There are five primary types of grant funding that your organization may qualify for and all of them should be considered in your funding strategy.

Private Foundations

A private foundation is a nongovernmental, nonprofit organization with funds managed by its own trustees or directors. It is established to aid social, educational, religious or other charitable activities, primarily through grant making. U.S. private foundations are tax-exempt under Section 501(c)(3) of the Internal Revenue Code.
These are generally founded by an individual, a family, or a group of individuals, and are organized either as a nonprofit corporation or as a charitable trust. Some of the oldest private foundations in the United States have become quite large and may manage billions of dollars. Examples include the Weingart, Ford, Ahmanson, and Kresge foundations. Currently there are an estimated 141,000 private foundations in the country.

Family Foundations

A subset of private foundations, family foundations derive funds from members of a single family.
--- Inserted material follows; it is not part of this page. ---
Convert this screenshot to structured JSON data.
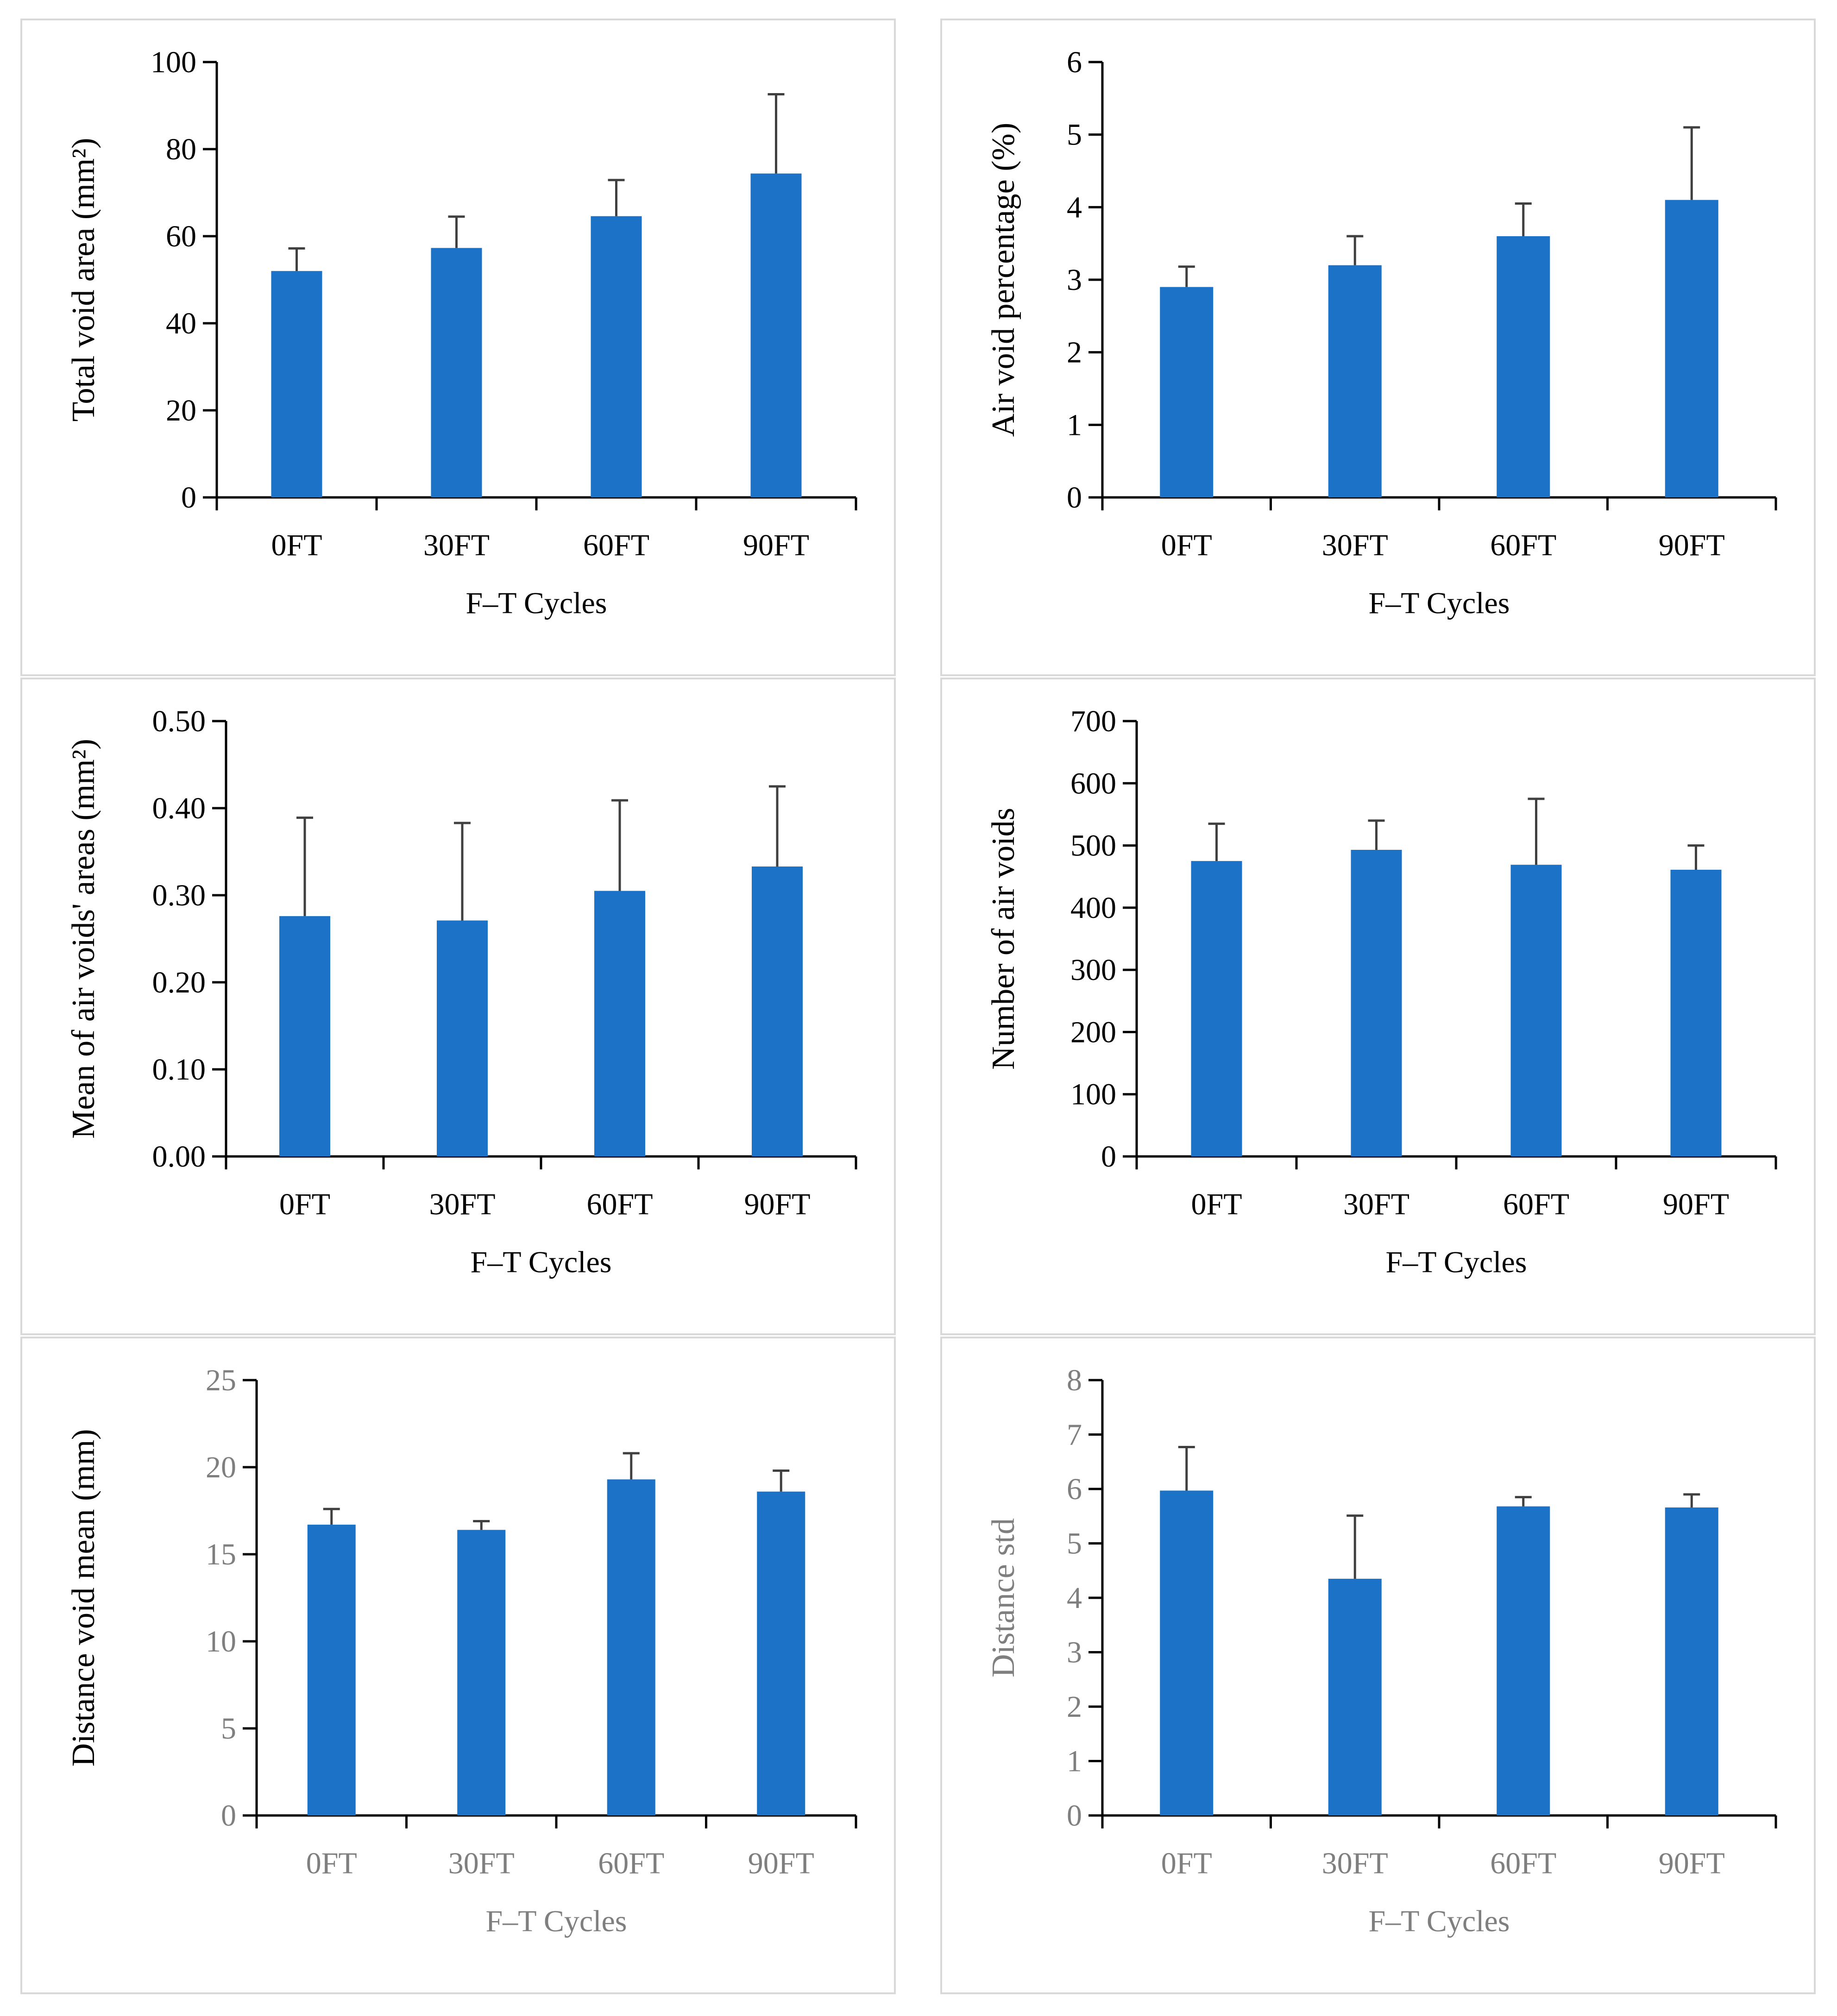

At least one family member must continue to serve as an officer or board member of the foundation, and is the primary donor. The family member plays a significant role in governing and managing the foundation throughout its life. Often, family members serve as trustees or directors of their foundation and do so on a voluntary basis, receiving no compensation. Family foundations range in size from very small, giving grants rarely, to much larger foundations that give sizable grants annually. Examples include the Boehm-Gladen Foundation and the Kobe and Vanessa Bryant Family Foundation. There’s an estimated 40,000 family foundation in the U.S.

Corporate Foundations

Corporate foundations–also a subset of private foundations–derive their grant making funds from the contributions of a profit-making business. The company-sponsored foundation often maintains close ties with the donor company, but it is a separate, legal organization. Sometimes a corporation will have its own endowment and at other times it is funded annually from the profits of the business entity. Examples of corporate foundations include Wells Fargo, Bank of America, and Allergan Foundations. There are almost 3,000 corporate foundations in the United States.

Community Foundations

A community foundation is composed primarily of permanent funds established by many separate donors for the long-term benefit of the residents of a defined geographic area. Typically, a community foundation serves an area no larger than a state, but they could serve a single city. Community foundations provide services to donors who wish to establish endowed funds without incurring the administrative and legal costs of starting independent foundations. Community foundations award grants on behalf of these donors. According to the Council on Foundations, there are more than 750 community foundations across the United States today. Examples include the Silicon Valley Community Foundation and New York Community Trust.

Government Grants

Government grants may include funding from city, county, state, and federal entities. Due to limited staff, time, resources, and expertise of government entities, they make grants to fulfill a need that they cannot fulfill themselves. Therefore, they seek experts to do the job they value as important. These are often much larger grants–sometimes in the millions–than given by any of the above foundations.


It’s important to dispel the rumor that government grants are “free” money. In fact applying for and implementing government grants is very time consuming and requires a tremendous amount of documentation to prove the funding was used as intended.